# National parks portrayed on a subway map



## CHamilton (Aug 4, 2012)

Wouldn't this be fun if it really existed!







From Facebook

There's actually a good book on the history of trains and national parks:

Trains of Discovery: Railroads and the Legacy of Our National Parks


----------



## AutoTrDvr (Aug 4, 2012)

But where are the connections points "outside" the system? Ya have to "get on/off" from somewhere, right?


----------



## CHamilton (Aug 4, 2012)

AutoTrDvr said:


> But where are the connections points "outside" the system? Ya have to "get on/off" from somewhere, right?

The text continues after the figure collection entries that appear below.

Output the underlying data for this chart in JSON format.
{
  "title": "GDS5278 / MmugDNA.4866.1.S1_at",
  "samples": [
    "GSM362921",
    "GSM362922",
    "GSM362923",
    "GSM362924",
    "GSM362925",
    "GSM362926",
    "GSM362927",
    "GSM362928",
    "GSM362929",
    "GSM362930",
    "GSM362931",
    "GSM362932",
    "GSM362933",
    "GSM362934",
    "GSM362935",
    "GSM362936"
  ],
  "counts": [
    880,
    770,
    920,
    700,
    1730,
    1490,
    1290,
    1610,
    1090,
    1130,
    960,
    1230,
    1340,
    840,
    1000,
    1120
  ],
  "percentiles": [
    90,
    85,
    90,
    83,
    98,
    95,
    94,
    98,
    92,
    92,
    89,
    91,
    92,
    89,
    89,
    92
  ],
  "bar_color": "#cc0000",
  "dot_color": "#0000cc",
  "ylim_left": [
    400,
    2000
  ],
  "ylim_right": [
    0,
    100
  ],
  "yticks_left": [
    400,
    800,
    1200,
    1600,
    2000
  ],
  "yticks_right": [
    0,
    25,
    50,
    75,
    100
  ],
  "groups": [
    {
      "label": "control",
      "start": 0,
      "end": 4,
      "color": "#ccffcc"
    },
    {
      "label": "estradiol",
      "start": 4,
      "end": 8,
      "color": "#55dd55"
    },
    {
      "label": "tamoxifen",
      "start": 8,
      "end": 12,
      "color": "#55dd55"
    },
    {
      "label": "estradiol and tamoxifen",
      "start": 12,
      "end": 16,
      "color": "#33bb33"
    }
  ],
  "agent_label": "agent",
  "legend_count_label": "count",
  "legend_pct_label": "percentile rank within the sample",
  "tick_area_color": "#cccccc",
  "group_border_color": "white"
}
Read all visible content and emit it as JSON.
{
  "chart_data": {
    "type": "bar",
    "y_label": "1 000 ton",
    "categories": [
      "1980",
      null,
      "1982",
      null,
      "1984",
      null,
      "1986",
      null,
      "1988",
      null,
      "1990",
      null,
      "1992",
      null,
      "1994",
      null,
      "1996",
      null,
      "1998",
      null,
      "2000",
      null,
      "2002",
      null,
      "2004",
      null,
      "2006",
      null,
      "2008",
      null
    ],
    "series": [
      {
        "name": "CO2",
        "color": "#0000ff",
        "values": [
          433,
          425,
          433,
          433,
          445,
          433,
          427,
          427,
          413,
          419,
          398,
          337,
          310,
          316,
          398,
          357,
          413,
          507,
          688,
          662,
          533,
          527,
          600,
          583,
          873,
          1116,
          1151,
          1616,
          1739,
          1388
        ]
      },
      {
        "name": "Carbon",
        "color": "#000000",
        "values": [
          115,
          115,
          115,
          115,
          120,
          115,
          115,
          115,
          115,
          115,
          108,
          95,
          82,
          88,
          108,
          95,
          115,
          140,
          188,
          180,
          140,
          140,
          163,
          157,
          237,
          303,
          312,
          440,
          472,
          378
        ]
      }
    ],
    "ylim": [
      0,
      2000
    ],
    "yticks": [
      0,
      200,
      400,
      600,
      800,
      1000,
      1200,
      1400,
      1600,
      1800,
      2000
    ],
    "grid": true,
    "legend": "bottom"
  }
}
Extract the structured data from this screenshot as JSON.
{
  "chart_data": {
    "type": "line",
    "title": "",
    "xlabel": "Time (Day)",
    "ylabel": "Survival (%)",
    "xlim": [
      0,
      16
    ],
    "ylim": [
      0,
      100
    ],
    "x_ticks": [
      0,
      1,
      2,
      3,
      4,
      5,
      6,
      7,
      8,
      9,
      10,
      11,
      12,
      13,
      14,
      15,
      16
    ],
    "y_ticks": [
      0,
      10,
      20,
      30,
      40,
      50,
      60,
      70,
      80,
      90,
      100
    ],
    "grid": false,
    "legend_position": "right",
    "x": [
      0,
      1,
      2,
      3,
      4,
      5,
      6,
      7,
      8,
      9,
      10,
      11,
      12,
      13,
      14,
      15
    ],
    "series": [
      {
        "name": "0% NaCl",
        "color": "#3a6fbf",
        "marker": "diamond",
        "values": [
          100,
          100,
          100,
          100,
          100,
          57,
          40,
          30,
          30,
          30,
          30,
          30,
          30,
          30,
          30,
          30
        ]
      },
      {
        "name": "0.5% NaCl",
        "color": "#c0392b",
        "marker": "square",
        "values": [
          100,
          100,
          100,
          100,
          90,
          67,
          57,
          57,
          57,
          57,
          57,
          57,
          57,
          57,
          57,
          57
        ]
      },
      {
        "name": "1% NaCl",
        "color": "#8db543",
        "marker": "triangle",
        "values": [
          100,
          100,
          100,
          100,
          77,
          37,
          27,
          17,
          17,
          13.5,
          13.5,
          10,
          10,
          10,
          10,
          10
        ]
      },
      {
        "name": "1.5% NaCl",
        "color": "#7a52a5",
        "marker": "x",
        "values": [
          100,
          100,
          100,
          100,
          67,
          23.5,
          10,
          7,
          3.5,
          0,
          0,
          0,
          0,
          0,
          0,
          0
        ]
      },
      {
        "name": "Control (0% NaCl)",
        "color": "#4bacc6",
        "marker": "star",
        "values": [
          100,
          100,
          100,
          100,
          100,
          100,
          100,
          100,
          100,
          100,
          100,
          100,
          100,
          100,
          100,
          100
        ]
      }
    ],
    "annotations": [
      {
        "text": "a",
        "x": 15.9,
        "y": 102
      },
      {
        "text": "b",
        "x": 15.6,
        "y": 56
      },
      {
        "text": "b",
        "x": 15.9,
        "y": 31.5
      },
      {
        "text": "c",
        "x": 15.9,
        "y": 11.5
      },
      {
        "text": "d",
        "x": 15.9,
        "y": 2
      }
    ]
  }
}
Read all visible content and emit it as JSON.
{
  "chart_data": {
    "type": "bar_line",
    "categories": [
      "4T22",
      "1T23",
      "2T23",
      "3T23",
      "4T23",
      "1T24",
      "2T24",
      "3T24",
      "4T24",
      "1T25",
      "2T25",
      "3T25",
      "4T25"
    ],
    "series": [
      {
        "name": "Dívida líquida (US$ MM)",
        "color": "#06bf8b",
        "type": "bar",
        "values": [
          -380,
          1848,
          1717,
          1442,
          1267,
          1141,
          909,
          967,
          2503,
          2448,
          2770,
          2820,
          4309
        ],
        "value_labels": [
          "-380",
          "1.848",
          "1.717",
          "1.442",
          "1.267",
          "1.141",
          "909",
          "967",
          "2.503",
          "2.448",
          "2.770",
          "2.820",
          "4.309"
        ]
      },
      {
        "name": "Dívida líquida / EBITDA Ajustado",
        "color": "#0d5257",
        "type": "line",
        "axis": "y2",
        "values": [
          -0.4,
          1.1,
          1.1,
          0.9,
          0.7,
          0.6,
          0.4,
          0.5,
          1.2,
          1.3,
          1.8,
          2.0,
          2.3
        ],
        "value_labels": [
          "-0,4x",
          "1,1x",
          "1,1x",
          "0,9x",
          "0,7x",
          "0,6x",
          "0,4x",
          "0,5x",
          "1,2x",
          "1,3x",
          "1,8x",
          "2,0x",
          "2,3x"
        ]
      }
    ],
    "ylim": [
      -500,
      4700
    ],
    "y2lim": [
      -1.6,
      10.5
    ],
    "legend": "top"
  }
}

Looks like the map is incomplete.  There should definitely be connections in several places, including Seattle's Klondike Gold Rush National Historical Park, and New York's Statue of Liberty National Monument, among many others.


----------



## the_traveler (Aug 4, 2012)

Even that "map" doesn't show the SL-East! It gets no respect at all!


----------



## Texan Eagle (Aug 4, 2012)

The "Yellow line" subway trains better have sleepers and dining car... Alaska to Hawaii is a little bit too long in coach.


----------



## the_traveler (Aug 4, 2012)

And a few real dome cars - not SSLs! I want to get a good look at the fish that will be served for dinner that night!



And then the "*PACIFIC* Parlour Car" can really be a PPC!


----------



## Brian Foley (Aug 6, 2012)

In this map we stuck with parks only and left out national monuments, forests, and historical trails that the NPS look after. -- Brian Foley, Sierra Club.


----------



## fairviewroad (Aug 6, 2012)

They left out the Virgin Islands National Park and the National Park of American Samoa.

Perhaps these are served by a "Thruway Boat" connection.


----------